Contains attachments: Phishing emails may contain malicious attachments. The most common attachments used in phishing emails are MS Office documents, PDFs, and compressed files.

In addition to linguistic analysis, AI systems can use NLP to extract and analyze entities included in the email content. For example, checking sender and subject names, company names, and locations in email content to identify potential impersonation attempts.

Image analysis

A Convolutional Neural Network (CNN), which is a type of deep learning, can be trained to identify manipulated images on phishing websites or those included within the email content. For example, threat actors may modify original photos taken from legitimate websites and post them on phishing sites to make them look genuine. CNN has an advanced image recognition capability to identify fake and manipulated images which are indistinguishable to the human eye.

Blacklist/whitelist management

A backlist is a list or database containing IP addresses and URLs known to be malicious or participated in phishing attacks. Management of the black/whitelist involves maintaining links within these systems to ensure they remain current and to enforce implementing them across the enterprise IT environment to improve phishing detection.

ML models can improve the process of managing/maintaining black/whitelists by:

  • Automatically adding suspicious websites to the backlist after analyzing suspicious URLs and inspecting other elements within coming emails (embedded URLs and sender domain names).
  • ML can also be used to add whitelisted websites automatically to the database of legitimate websites when the user trusts them.

Anomalies detection

AI-powered systems can be used to monitor user logins to sensitive resources to detect abnormal behavior instantly. For example, a user behavior, such as login geographic location (e.g., user IP address), user device type (e.g., laptop, workstation, smartphone, tablet), user device operating system (MacOS, Windows, Android), and the time of login. These attributes can be compared with normal user behaviors to detect cyberattacks like phishing attempts or suspicious email senders.

Fight evolving threats

ML algorithms can learn from normal user behavior to make their training models more efficient in detecting phishing attacks. We can also use other sources, such as user feedback and threat intelligence feeds, to make these models more accurate.

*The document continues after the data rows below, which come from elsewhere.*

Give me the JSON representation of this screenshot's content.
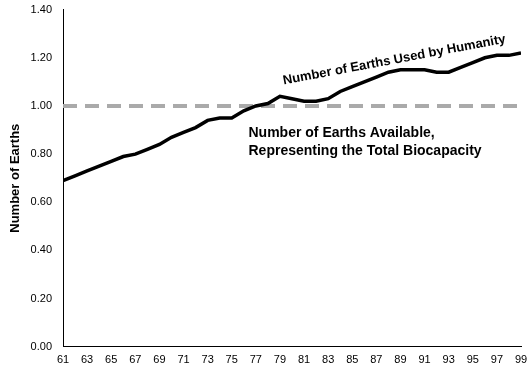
{
  "chart_data": {
    "type": "line",
    "y_label": "Number of Earths",
    "x": [
      61,
      62,
      63,
      64,
      65,
      66,
      67,
      68,
      69,
      70,
      71,
      72,
      73,
      74,
      75,
      76,
      77,
      78,
      79,
      80,
      81,
      82,
      83,
      84,
      85,
      86,
      87,
      88,
      89,
      90,
      91,
      92,
      93,
      94,
      95,
      96,
      97,
      98,
      99
    ],
    "series": [
      {
        "name": "Number of Earths Used by Humanity",
        "color": "#000000",
        "line_style": "solid",
        "values": [
          0.69,
          0.71,
          0.73,
          0.75,
          0.77,
          0.79,
          0.8,
          0.82,
          0.84,
          0.87,
          0.89,
          0.91,
          0.94,
          0.95,
          0.95,
          0.98,
          1.0,
          1.01,
          1.04,
          1.03,
          1.02,
          1.02,
          1.03,
          1.06,
          1.08,
          1.1,
          1.12,
          1.14,
          1.15,
          1.15,
          1.15,
          1.14,
          1.14,
          1.16,
          1.18,
          1.2,
          1.21,
          1.21,
          1.22
        ]
      },
      {
        "name": "Number of Earths Available, Representing the Total Biocapacity",
        "color": "#aaaaaa",
        "line_style": "dashed",
        "values": [
          1.0,
          1.0,
          1.0,
          1.0,
          1.0,
          1.0,
          1.0,
          1.0,
          1.0,
          1.0,
          1.0,
          1.0,
          1.0,
          1.0,
          1.0,
          1.0,
          1.0,
          1.0,
          1.0,
          1.0,
          1.0,
          1.0,
          1.0,
          1.0,
          1.0,
          1.0,
          1.0,
          1.0,
          1.0,
          1.0,
          1.0,
          1.0,
          1.0,
          1.0,
          1.0,
          1.0,
          1.0,
          1.0,
          1.0
        ]
      }
    ],
    "xlim": [
      61,
      99
    ],
    "xticks": [
      61,
      63,
      65,
      67,
      69,
      71,
      73,
      75,
      77,
      79,
      81,
      83,
      85,
      87,
      89,
      91,
      93,
      95,
      97,
      99
    ],
    "ylim": [
      0,
      1.4
    ],
    "yticks": [
      {
        "value": 0,
        "label": "0.00"
      },
      {
        "value": 0.2,
        "label": "0.20"
      },
      {
        "value": 0.4,
        "label": "0.40"
      },
      {
        "value": 0.6,
        "label": "0.60"
      },
      {
        "value": 0.8,
        "label": "0.80"
      },
      {
        "value": 1.0,
        "label": "1.00"
      },
      {
        "value": 1.2,
        "label": "1.20"
      },
      {
        "value": 1.4,
        "label": "1.40"
      }
    ],
    "grid": false
  }
}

This allows ML-powered security solutions to detect zero-day attacks and better respond to phishing attacks leveraging evolving techniques, which have become more common.

Machine learning algorithms provide enhanced capability to traditional security solutions that still leverage rules-based methods to detect phishing attacks. Phishing attacks are continuously evolving and developing new techniques over time. ML provides the ability to automatically identify new patterns and learn from new data, allowing detection to adapt constantly.